В письме к г-же Карро из Экса, помеченном 23 сентября 1832 года, Бальзак очень серьезно говорит о своих политических убеждениях. «Мне очень нравится, что Вы откровенно высказываете мне все, что думаете. Однако я не могу согласиться с Вашими наблюдениями касательно моих политических взглядов, моего отношения к власти. Взгляды мои сложились, убеждения мои пришли ко мне в таком возрасте, когда человек уже может судить о своей стране, о законах ее и нравах… Мне кажется, что я способен все предусмотреть и создать условия, необходимые для благоденствующей политической власти… Я хочу сильной власти…» Чувствуется, что Бальзак принимает такой торжественный тон, чтобы придать больше весу своим убеждениям. Но это вызывает только улыбку, потому что можно себе представить, какой прекрасный план романа на тему о «благоденствующей политической власти» он уже сочинил! Ни к чему он не относился просто, и я думаю, что из него бы вышел очень странный политический деятель: он постоянно витал бы в облаках, доводил до крайности всякую политическую систему и каждое утро изобретал бы новый способ сделать народ счастливым. Такой темперамент, как у Бальзака, на самом деле хорош только в искусстве, где его бьющая через край сила может творить чудеса. Поэтому я убежден, что в данном случае Бальзаку оказали услугу, не принимая его всерьез. Он выставил свою кандидатуру в депутаты и провалился. Вот одна из самых прелестных фраз во всей «Переписке». Беру ее из письма от 30 сентября 1832 года к издателю Бальзака, г-ну Маму: «В случае общих выборов мое избрание — дело решенное, это условлено в высших кругах роялистской партии». Ах, бедный великий человек! Какая наивность, какое безмятежное доверие! Некая герцогиня шепнула ему это на ухо в виде комплимента, и вот уже заработало его воображение, им уже занимаются все «высшие круги роялистской партии»! На самом деле высшим кругам роялистской партии предстояло еще понять его гениальность, а произнести его имя в аристократическом салоне считалось едва ли не бестактностью. Порадуемся же, из соображений эгоизма, что аристократическая партия, да и никакая другая партия никогда всерьез и не думала сделать Бальзака депутатом, потому что иначе мы наверняка лишились бы половины его шедевров. Он был вполне способен с головой погрузиться в практическую деятельность и предпочесть книге трибуну.

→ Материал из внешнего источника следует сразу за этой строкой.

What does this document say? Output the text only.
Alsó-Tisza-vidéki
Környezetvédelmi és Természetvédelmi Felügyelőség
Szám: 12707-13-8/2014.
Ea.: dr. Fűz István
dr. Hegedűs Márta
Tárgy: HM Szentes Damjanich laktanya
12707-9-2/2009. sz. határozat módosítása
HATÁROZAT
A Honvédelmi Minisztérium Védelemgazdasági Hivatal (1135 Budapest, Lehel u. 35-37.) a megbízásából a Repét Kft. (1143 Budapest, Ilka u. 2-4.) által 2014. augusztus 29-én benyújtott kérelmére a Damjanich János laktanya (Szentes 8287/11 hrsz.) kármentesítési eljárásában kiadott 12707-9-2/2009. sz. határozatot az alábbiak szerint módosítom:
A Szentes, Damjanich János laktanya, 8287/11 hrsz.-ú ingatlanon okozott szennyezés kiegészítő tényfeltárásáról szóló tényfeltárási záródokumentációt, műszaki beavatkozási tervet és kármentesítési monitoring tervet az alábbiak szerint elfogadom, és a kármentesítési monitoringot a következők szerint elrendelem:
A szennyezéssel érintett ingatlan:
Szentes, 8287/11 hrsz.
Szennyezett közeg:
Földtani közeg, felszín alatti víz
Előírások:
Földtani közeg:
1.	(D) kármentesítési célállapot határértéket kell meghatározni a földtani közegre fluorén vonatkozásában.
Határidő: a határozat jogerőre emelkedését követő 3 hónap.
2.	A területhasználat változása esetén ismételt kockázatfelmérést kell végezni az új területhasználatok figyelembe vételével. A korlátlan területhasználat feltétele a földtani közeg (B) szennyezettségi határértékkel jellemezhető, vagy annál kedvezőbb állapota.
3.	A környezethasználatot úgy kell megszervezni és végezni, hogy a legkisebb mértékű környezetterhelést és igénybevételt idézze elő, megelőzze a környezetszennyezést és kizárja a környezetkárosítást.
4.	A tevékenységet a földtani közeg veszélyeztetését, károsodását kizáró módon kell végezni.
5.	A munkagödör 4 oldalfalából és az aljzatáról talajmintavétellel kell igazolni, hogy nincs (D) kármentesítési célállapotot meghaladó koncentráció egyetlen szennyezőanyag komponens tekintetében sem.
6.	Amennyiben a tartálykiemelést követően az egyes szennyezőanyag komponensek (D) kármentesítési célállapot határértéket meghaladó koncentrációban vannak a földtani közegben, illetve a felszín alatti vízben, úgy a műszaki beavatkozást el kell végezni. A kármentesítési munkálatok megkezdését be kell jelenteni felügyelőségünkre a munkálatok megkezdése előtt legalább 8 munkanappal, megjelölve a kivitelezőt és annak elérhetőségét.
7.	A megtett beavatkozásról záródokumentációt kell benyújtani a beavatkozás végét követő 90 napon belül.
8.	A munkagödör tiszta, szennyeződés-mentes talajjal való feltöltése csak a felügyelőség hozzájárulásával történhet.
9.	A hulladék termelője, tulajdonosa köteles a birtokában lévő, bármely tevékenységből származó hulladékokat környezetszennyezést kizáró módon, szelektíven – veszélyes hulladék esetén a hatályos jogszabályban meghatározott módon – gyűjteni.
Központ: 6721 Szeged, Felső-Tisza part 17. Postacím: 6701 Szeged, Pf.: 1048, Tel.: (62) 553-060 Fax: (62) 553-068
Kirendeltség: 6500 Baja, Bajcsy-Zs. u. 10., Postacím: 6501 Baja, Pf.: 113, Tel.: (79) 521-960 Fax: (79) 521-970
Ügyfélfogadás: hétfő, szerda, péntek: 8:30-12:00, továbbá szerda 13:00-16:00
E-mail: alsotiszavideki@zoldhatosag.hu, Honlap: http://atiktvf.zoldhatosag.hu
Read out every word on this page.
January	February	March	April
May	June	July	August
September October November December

Впрочем, он так и не отказался от надежды сыграть видную политическую роль. Можно догадываться, что, готовя в России свою женитьбу, Бальзак мечтал воспользоваться, по возвращении во Францию, своим новым положением, чтобы восторжествовать наконец над своей эпохой. Он уже видел себя супругом женщины, чью знатность и богатство он преувеличивал; он мечтал открыть собственный салон, окружить себя представителями русского высшего света, занять свое место среди аристократии и проложить себе таким образом дорогу к высокому общественному положению. Если бы он не умер, мы, вероятно, познакомились бы с совершенно необыкновенным Бальзаком. Это было у него в крови, и тут не приходится жаловаться: ведь именно этой неодолимой потребности грезить о великих судьбах, сливать свою жизнь с жизнью других людей и обязаны мы «Человеческой комедией».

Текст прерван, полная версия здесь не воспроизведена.